Per esempio, l’interconnessione tra chip di tipo elettrico-ottico – come quella proposta da Lightmatter – moltiplica le occasioni d’attacco potenziali: ogni collegamento ibrido diventa, in teoria, una nuova porta d’accesso per attacchi altrettanto ibridi. Il fatto che i sistemi fotonici possano trasmettere dati a velocità e volumi impensabili pone inoltre ulteriori problemi, rendendo necessario ripensare da zero l’intera architettura della sicurezza informatica, sviluppando protocolli capaci di monitorare, interpretare e, se necessario, bloccare flussi di informazioni che si muovono alla velocità della luce. In questo nuovo contesto, anche i tradizionali strumenti di rilevamento – come i firewall o i sistemi anti-intrusione – rischiano di risultare inadeguati, non solo per limiti di velocità, ma anche per l’assenza di standard consolidati a cui riferirsi.

La stessa complessità dei componenti ottici rischia inoltre di impattare sull’affidabilità dei processi di testing a cui normalmente è sottoposto l’ hardware usato per la computazione. Ciò aumenta il rischio che eventuali anomalie non vengano rilevate, finendo poi per aprire falle e vulnerabilità nei sistemi in cui i componenti ottici vengono integrati.

Per tutte queste ragioni, mentre le giovani aziende del settore proseguono nella ricerca e nell’implementazione di nuovi strumenti di calcolo basati sulla fotonica, mancano ancora le cornici adeguate a inquadrare con precisione i limiti di questa nuova tecnologia. Non è ovviamente un tema da poco, specie se consideriamo che chi riuscirà a influenzare la regolamentazione della computazione fotonica influenzerà anche una porzione significativa del futuro del calcolo. Il che ci porta dritti al cuore delle implicazioni geopolitiche della questione.

Come già è accaduto per l’intelligenza artificiale e i semiconduttori avanzati, la competizione fotonica rischia di trasformarsi in un nuovo terreno di scontro sistemico tra Cina e Stati Uniti. La computazione fotonica potrebbe infatti offrire alla Cina una via di fuga tecnologica dalle restrizioni recentemente imposte dagli USA per rallentare lo sviluppo tecnologico di Pechino.
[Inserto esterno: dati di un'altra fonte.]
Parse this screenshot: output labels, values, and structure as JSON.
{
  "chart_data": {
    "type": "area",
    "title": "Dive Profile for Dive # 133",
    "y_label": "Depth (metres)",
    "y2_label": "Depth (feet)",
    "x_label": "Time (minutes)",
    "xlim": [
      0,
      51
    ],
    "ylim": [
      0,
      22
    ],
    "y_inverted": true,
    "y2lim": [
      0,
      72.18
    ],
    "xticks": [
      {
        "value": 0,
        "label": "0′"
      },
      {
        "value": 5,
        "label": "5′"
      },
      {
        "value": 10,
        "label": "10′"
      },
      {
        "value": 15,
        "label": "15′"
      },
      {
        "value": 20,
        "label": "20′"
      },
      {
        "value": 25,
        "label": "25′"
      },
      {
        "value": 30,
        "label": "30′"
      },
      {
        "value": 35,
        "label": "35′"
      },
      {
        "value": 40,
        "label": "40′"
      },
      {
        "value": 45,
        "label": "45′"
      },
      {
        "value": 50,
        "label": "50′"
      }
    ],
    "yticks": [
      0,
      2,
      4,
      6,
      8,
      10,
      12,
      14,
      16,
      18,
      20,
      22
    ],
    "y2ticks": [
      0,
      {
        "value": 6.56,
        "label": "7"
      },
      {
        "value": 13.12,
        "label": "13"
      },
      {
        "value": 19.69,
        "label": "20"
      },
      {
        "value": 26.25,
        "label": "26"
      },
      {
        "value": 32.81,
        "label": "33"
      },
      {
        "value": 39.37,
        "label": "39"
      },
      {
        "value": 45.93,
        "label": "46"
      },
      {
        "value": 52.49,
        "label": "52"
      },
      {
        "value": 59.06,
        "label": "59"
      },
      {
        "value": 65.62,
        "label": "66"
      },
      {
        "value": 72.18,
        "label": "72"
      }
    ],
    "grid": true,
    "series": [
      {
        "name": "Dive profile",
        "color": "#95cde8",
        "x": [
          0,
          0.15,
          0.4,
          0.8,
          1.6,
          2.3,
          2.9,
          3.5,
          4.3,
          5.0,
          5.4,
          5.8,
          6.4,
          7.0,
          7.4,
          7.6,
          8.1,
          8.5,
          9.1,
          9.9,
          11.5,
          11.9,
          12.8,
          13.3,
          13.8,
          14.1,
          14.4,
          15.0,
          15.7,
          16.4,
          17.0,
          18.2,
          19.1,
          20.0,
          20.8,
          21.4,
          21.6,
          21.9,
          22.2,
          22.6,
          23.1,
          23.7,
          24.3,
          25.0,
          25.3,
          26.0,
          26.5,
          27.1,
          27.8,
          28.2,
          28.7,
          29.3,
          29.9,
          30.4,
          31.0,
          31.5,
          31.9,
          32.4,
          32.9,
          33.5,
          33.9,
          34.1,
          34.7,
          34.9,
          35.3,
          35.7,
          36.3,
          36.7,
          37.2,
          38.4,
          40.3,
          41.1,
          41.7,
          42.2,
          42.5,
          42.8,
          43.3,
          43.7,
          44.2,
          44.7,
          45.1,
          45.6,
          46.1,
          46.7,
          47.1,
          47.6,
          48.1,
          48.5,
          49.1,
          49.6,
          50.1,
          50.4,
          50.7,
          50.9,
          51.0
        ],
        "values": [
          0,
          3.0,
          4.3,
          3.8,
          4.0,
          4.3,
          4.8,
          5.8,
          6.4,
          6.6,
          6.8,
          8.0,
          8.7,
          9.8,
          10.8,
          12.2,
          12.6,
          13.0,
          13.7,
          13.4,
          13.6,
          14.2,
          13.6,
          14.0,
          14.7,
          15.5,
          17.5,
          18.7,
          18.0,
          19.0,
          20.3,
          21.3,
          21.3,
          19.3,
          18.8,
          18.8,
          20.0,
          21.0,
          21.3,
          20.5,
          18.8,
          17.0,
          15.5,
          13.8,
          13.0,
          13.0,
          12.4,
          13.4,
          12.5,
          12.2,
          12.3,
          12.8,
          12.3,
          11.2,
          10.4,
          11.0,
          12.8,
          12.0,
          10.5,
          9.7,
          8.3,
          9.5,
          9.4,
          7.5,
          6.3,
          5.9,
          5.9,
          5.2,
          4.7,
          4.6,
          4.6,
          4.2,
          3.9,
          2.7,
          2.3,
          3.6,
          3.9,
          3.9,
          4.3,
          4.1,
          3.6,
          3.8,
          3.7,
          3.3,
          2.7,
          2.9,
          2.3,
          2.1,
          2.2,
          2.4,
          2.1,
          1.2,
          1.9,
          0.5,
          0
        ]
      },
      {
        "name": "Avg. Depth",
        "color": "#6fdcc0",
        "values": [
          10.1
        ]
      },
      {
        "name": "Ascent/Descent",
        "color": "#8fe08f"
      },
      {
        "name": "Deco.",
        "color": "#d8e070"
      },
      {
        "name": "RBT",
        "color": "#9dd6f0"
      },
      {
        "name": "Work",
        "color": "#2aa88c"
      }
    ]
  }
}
Per utilizzare una formula in voga nel discorso politico-economico cinese, la fotonica potrebbe consentire di “cambiare corsia ed effettuare il sorpasso”.

Dal punto di vista cinese, due qualità della computazione fotonica appaiono particolarmente interessanti. La prima è che la produzione di hardware ottici non richiede l’utilizzo di macchinari di produzione litografici avanzati, a cui la Cina non ha accesso a causa delle restrizioni USA. La seconda è che, aumentando la velocità e l’efficienza delle interconnessioni, la computazione fotonica potrebbe in teoria permettere di sviluppare integrazioni hardware per AI avanzate senza il bisogno di utilizzare chip di ultima generazione, ugualmente sotto embargo americano.

Del tema si è interessato personalmente lo stesso Xi Jinping che, nel 2023, ha presieduto un incontro del Politburo sul tema. Vi ha partecipato anche il rettore dell’Università di Pechino, Gong Qihuang, un fisico con notevole esperienza nel campo delle applicazioni all’intelligenza artificiale della computazione fotonica (che è stata inoltre menzionata esplicitamente nel 14esimo piano quinquennale per lo sviluppo della Cina, relativo al periodo 2021-2025).

Constatato tutto questo, non sorprende che il governo americano abbia iniziato a trattare la ricerca fotonica non solo come un tema di innovazione, ma come una questione di sicurezza nazionale. Non è un caso che importanti entità della difesa americana, così come l’agenzia DARPA, abbiano intensificato negli ultimi anni gli investimenti in startup e centri di ricerca attivi sul fronte della fotonica.

Il focus non è solo sull’efficienza o sulla scalabilità, ma anche sulla resilienza: costruire sistemi ottici che siano difficili da sabotare, da intercettare, da replicare. La fotonica viene così inscritta nella più ampia strategia di contenimento tecnologico con cui gli Stati Uniti cercano di difendere la propria centralità nell’ordine digitale globale.